Professor Jeffrey Masten named 2022 Guggenheim Fellow

Jeffrey MastenProfessor Jeffrey Masten

Jeffrey Masten, professor of English and Gender & Sexuality Studies at Northwestern, was recently named a 2022 Guggenheim Fellow by the John Simon Guggenheim Memorial Foundation. Masten’s work focuses on book history, sexuality and early modern English literature.

The Guggenheim award will help support Masten’s research into early printed copies of literary texts and the changing histories of gender and sexuality registered by the readers who owned, marked up and read them across time.

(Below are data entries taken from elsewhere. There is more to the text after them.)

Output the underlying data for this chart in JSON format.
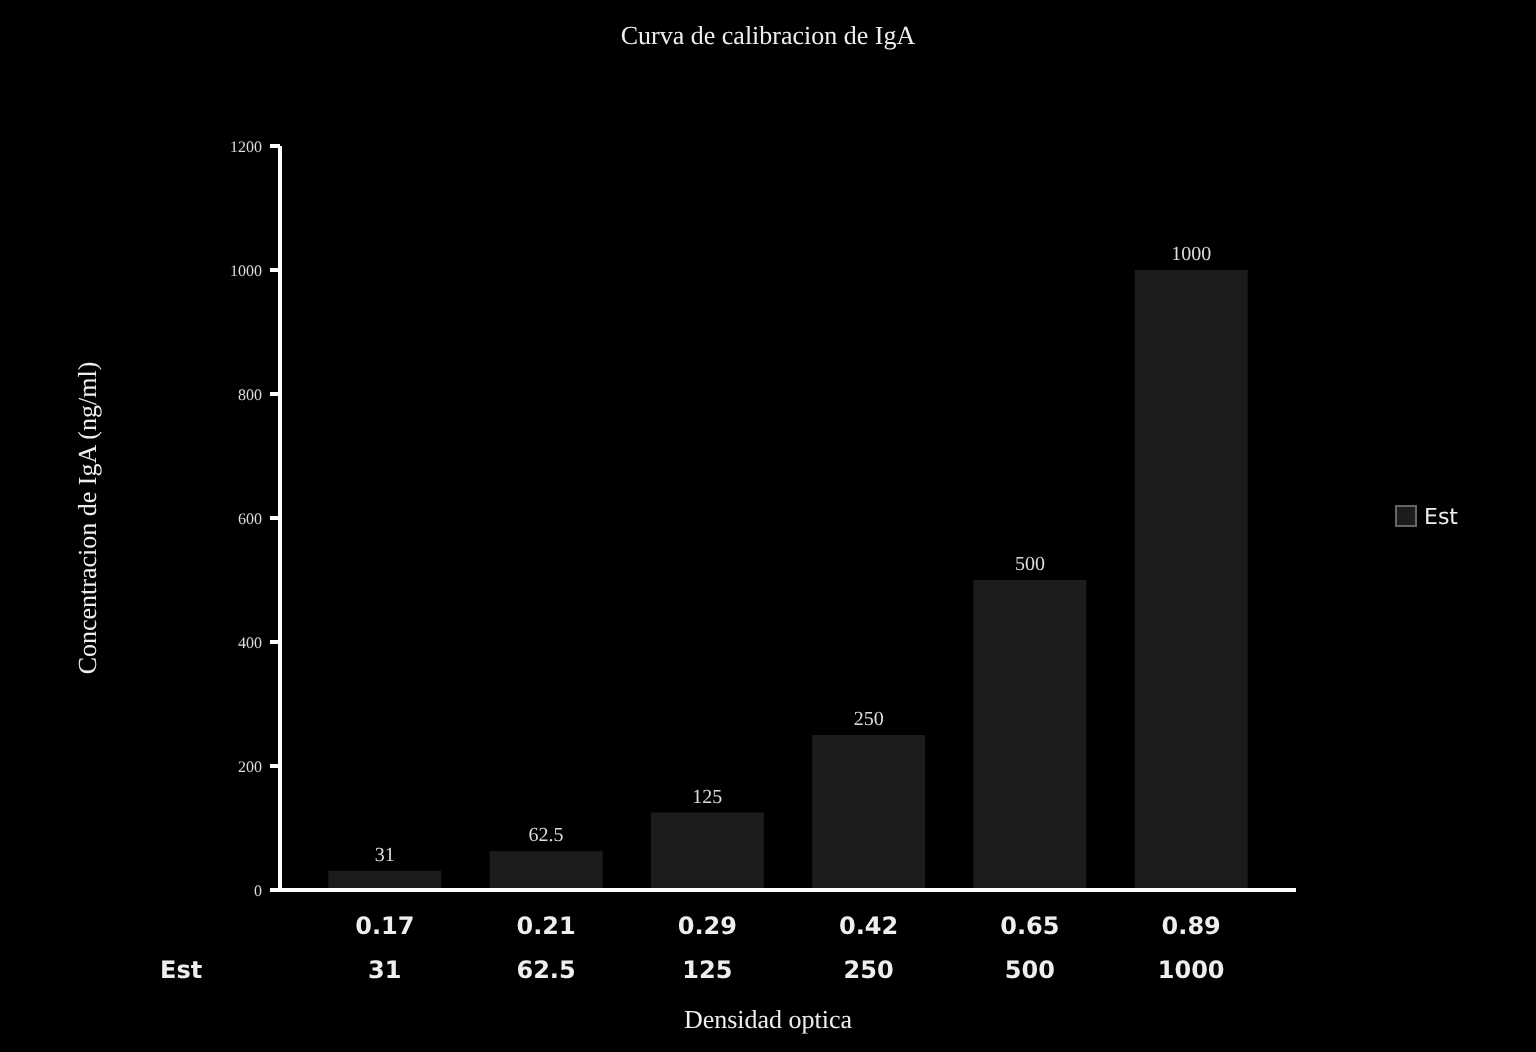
{
  "chart_data": {
    "type": "bar",
    "title": "Curva de calibracion de IgA",
    "xlabel": "Densidad optica",
    "ylabel": "Concentracion de IgA (ng/ml)",
    "categories": [
      "0.17",
      "0.21",
      "0.29",
      "0.42",
      "0.65",
      "0.89"
    ],
    "series": [
      {
        "name": "Est",
        "color": "#1c1c1c",
        "values": [
          31,
          62.5,
          125,
          250,
          500,
          1000
        ]
      }
    ],
    "annotations": [
      {
        "text": "31",
        "x": "0.17",
        "y": 31
      },
      {
        "text": "62.5",
        "x": "0.21",
        "y": 62.5
      },
      {
        "text": "125",
        "x": "0.29",
        "y": 125
      },
      {
        "text": "250",
        "x": "0.42",
        "y": 250
      },
      {
        "text": "500",
        "x": "0.65",
        "y": 500
      },
      {
        "text": "1000",
        "x": "0.89",
        "y": 1000
      }
    ],
    "ylim": [
      0,
      1200
    ],
    "yticks": [
      0,
      200,
      400,
      600,
      800,
      1000,
      1200
    ],
    "data_labels": true,
    "legend": "right",
    "grid": false
  }
}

“I’m very grateful to receive this recognition from the Guggenheim Foundation,” Masten said. “In these times of book-banning and don’t-say-gaying, I’m especially pleased to have Guggenheim support for work on the long history of queer texts, LGBTQ and women readers, and their physical books. Faced with extremist legislation aimed at narrowing and censoring education, our knowledge projects that find and tell these stories remain crucial. I look forward to having more time for research and writing on these topics,” said Masten.

This year, the Foundation awarded 180 artists, writers, scholars and scientists from across the United States and Canada. Selected from a pool of nearly 2,500 applicants, the fellows were appointed on the basis of prior achievement and exceptional promise.

“Now that the past two years are hopefully behind all of us, it is a special joy to celebrate the Guggenheim Foundation’s new class of Fellows,” said Edward Hirsch, president of the Guggenheim Foundation and 1985 fellow in poetry. “This year marks the Foundation’s 97th annual Fellowship competition. Our long experience tells us what an impact these annual grants will have to change people’s lives. The work supported by the Foundation will aid in our collective effort to better understand the new world we’re in, where we’ve come from, and where we’re going. It is an honor for the Foundation to help the Fellows carry out their visionary work.”

Masten’s book, “Queer Philologies: Sex, Language, and Affect in Shakespeare’s Time” (University of Pennsylvania Press, 2016), has been hailed as “a high-water mark in early modern sexuality studies” and won the Elizabeth Dietz Memorial Award for best book in early modern drama studies. He has written influentially about the history of collaboration and conceptions of authorship in “Textual Intercourse: Collaboration, Authorship, and Sexualities in Renaissance Drama” (Cambridge University Press, 1997). Masten was named Charles Deering McCormick Professor of Teaching Excellence by the University in 2006.